There. There it was. One word written near the bottom in black Sharpie. He did a quick sweep of the rock again to confirm that it was the only word written in black. Just like the number on that key Sienna had found inside the tennis ball and the name written on the coffee cup. The handwriting here looked the same, too, the word printed carefully: Renew! 4:2.

His breath was coming short now, his heart beating so rapidly he swore it was coming out of his chest. What the hell was he supposed to do with the word renew and the numbers next to it?

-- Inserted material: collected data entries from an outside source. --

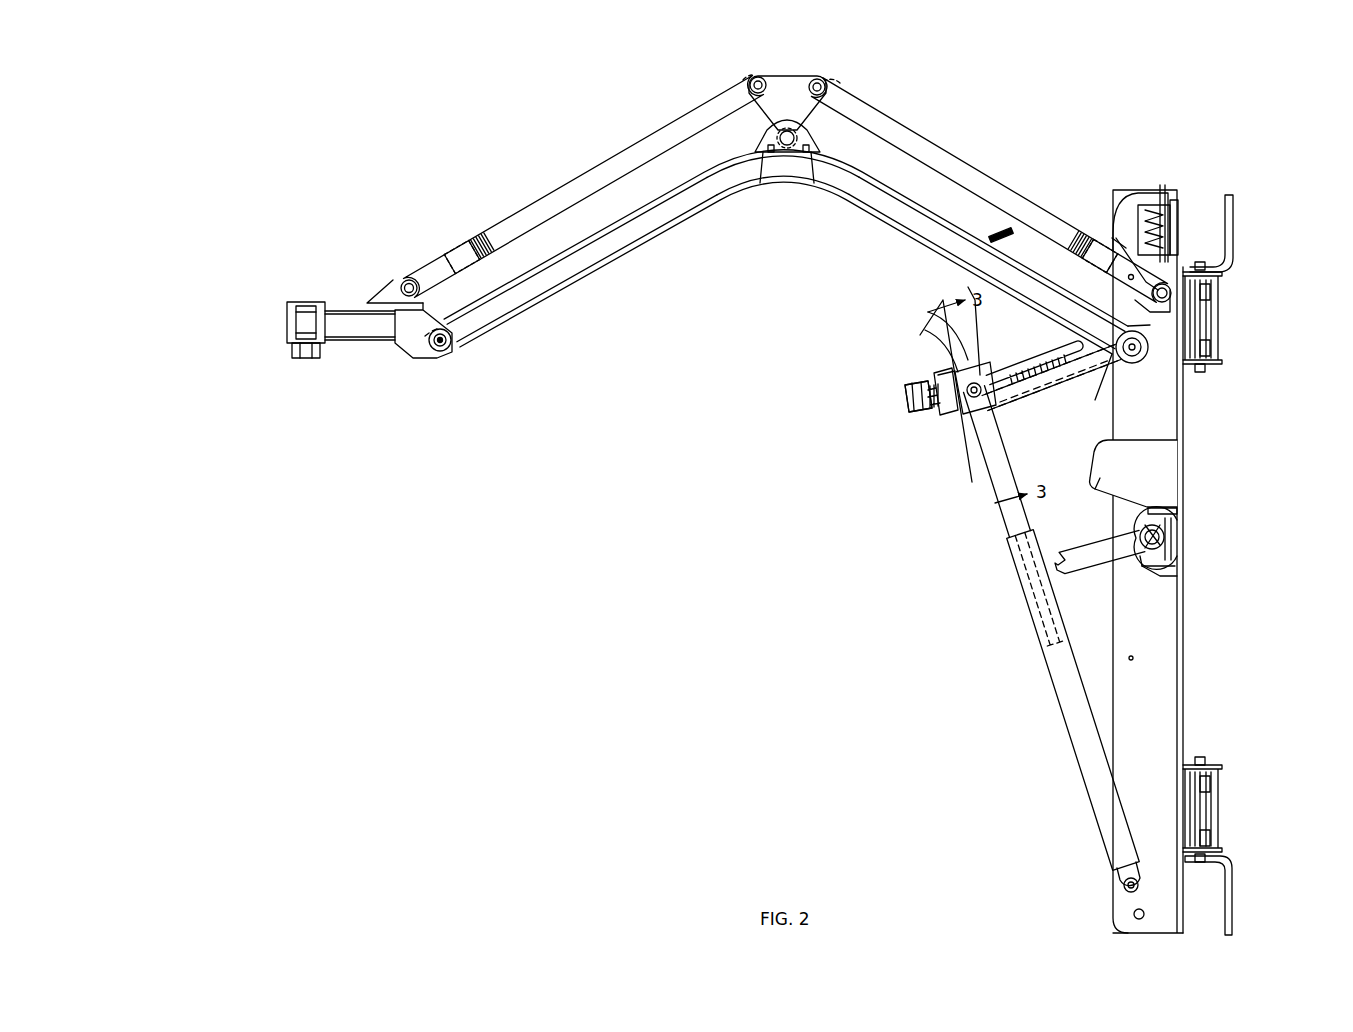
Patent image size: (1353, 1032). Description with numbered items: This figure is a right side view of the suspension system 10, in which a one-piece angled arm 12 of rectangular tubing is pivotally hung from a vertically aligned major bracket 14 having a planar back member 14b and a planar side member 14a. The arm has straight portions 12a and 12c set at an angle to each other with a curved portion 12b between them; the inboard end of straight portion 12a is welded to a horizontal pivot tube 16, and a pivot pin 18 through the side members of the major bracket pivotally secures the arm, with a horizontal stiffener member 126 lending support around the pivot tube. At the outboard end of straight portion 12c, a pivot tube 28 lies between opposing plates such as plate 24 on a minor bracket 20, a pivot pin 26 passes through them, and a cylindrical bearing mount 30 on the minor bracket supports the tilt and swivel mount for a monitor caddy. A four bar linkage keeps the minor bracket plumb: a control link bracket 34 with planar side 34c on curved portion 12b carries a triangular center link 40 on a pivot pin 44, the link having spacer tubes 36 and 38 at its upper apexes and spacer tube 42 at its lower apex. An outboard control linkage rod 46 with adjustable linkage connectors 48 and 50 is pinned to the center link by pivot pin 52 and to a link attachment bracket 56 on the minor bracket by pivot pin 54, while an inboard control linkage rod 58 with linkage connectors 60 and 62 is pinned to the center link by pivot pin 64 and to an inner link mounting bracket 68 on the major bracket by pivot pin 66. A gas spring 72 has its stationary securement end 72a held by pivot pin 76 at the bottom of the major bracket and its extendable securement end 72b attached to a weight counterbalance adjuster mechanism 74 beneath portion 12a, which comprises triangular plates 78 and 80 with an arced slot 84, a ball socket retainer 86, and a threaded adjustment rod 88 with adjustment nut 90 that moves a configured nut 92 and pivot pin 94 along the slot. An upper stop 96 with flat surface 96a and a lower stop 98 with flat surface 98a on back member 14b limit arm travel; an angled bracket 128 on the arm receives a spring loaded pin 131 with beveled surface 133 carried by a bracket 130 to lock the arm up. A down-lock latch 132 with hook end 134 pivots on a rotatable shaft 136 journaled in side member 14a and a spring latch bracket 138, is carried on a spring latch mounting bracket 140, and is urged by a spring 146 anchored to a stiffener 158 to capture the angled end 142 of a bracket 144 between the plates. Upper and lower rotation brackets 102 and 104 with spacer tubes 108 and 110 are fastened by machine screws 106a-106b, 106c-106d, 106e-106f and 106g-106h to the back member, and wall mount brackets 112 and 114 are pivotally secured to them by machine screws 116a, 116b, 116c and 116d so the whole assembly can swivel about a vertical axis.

The suspension system 10 is at (505, 588).
The angled arm 12 is at (565, 330).
The straight arm portion 12a is at (912, 218).
The curved portion 12b is at (782, 187).
The straight arm portion 12c is at (590, 262).
The major bracket 14 is at (1225, 648).
The planar side member 14a is at (1140, 787).
The planar back member 14b is at (1180, 677).
The pivot tube 16 is at (1137, 353).
The pivot pin 18 is at (1148, 360).
The minor bracket 20 is at (345, 320).
The plate 24 is at (407, 338).
The pivot pin 26 is at (451, 354).
The pivot tube 28 is at (425, 336).
The cylindrical bearing mount 30 is at (297, 330).
The control link bracket 34 is at (763, 155).
The planar side 34c is at (812, 155).
The spacer tube 36 is at (840, 83).
The spacer tube 38 is at (743, 80).
The center link 40 is at (782, 83).
The spacer tube 42 is at (763, 127).
The pivot pin 44 is at (800, 135).
The outboard control linkage rod 46 is at (553, 203).
The linkage connector 48 is at (722, 102).
The linkage connector 50 is at (445, 260).
The pivot pin 52 is at (757, 77).
The pivot pin 54 is at (407, 278).
The link attachment bracket 56 is at (385, 302).
The inboard control linkage rod 58 is at (933, 157).
The linkage connector 60 is at (858, 102).
The linkage connector 62 is at (1082, 249).
The pivot pin 64 is at (822, 77).
The pivot pin 66 is at (1117, 232).
The inner link mounting bracket 68 is at (1168, 267).
The gas spring 72 is at (1072, 702).
The stationary securement end 72a is at (1125, 873).
The extendable securement end 72b is at (975, 420).
The weight counterbalance adjuster mechanism 74 is at (895, 305).
The pivot pin 76 is at (1127, 892).
The plate 78 is at (962, 353).
The plate 80 is at (972, 287).
The arced slot 84 is at (1045, 388).
The ball socket retainer 86 is at (938, 407).
The threaded adjustment rod 88 is at (927, 380).
The adjustment nut 90 is at (910, 397).
The configured nut 92 is at (968, 383).
The pivot pin 94 is at (965, 405).
The upper stop 96 is at (1127, 197).
The flat surface 96a is at (1117, 223).
The lower stop 98 is at (1162, 470).
The flat surface 98a is at (1092, 470).
The upper rotation bracket 102 is at (1217, 360).
The lower rotation bracket 104 is at (1213, 765).
The machine screws 106a-106b is at (1190, 287).
The machine screws 106c-106d is at (1200, 343).
The machine screws 106e-106f is at (1205, 783).
The machine screws 106g-106h is at (1205, 837).
The spacer tube 108 is at (1218, 282).
The spacer tube 110 is at (1213, 808).
The wall mount bracket 112 is at (1238, 210).
The wall mount bracket 114 is at (1237, 910).
The machine screw 116a is at (1200, 268).
The machine screw 116b is at (1203, 370).
The machine screw 116c is at (1205, 763).
The machine screw 116d is at (1202, 862).
The horizontal stiffener member 126 is at (1118, 277).
The angled bracket 128 is at (1003, 230).
The bracket 130 is at (1147, 193).
The spring loaded pin 131 is at (1182, 200).
The down-lock latch 132 is at (1107, 557).
The beveled surface 133 is at (1155, 197).
The hook end 134 is at (1035, 587).
The rotatable shaft 136 is at (1173, 532).
The spring latch bracket 138 is at (1173, 558).
The spring latch mounting bracket 140 is at (1163, 567).
The angled end 142 is at (972, 482).
The bracket 144 is at (1000, 410).
The spring 146 is at (1147, 535).
The stiffener 158 is at (1177, 512).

He did a quick Google search of the word. There was a medical spa he’d never heard of nor been a patient at with the word renew in its title, but that was about it. He opened a thesaurus site and looked up the word. Extend, prolong, reaffirm, revive.

He was at a loss. Fuck! He wanted to raise his face to the heavens and shout. What else did he have to go on?

4:2. Was that a Bible verse? He searched for it and found one option from Ephesians. Be completely humble and gentle; be patient, bearing with one another in love.

Okay, that didn’t help. And there were too many other biblical options to wade through. No, it had to be something else. Something more logical and less time consuming.

Right? Or was the point to keep him tied up in thousands of pages of Bible passages?

His mind reached, grabbing at possibilities.

Relax. You won’t help them if you don’t relax. Approach this as you used to approach cards. All in, but calm, controlled. It’s how you win. He took a moment to even his breathing.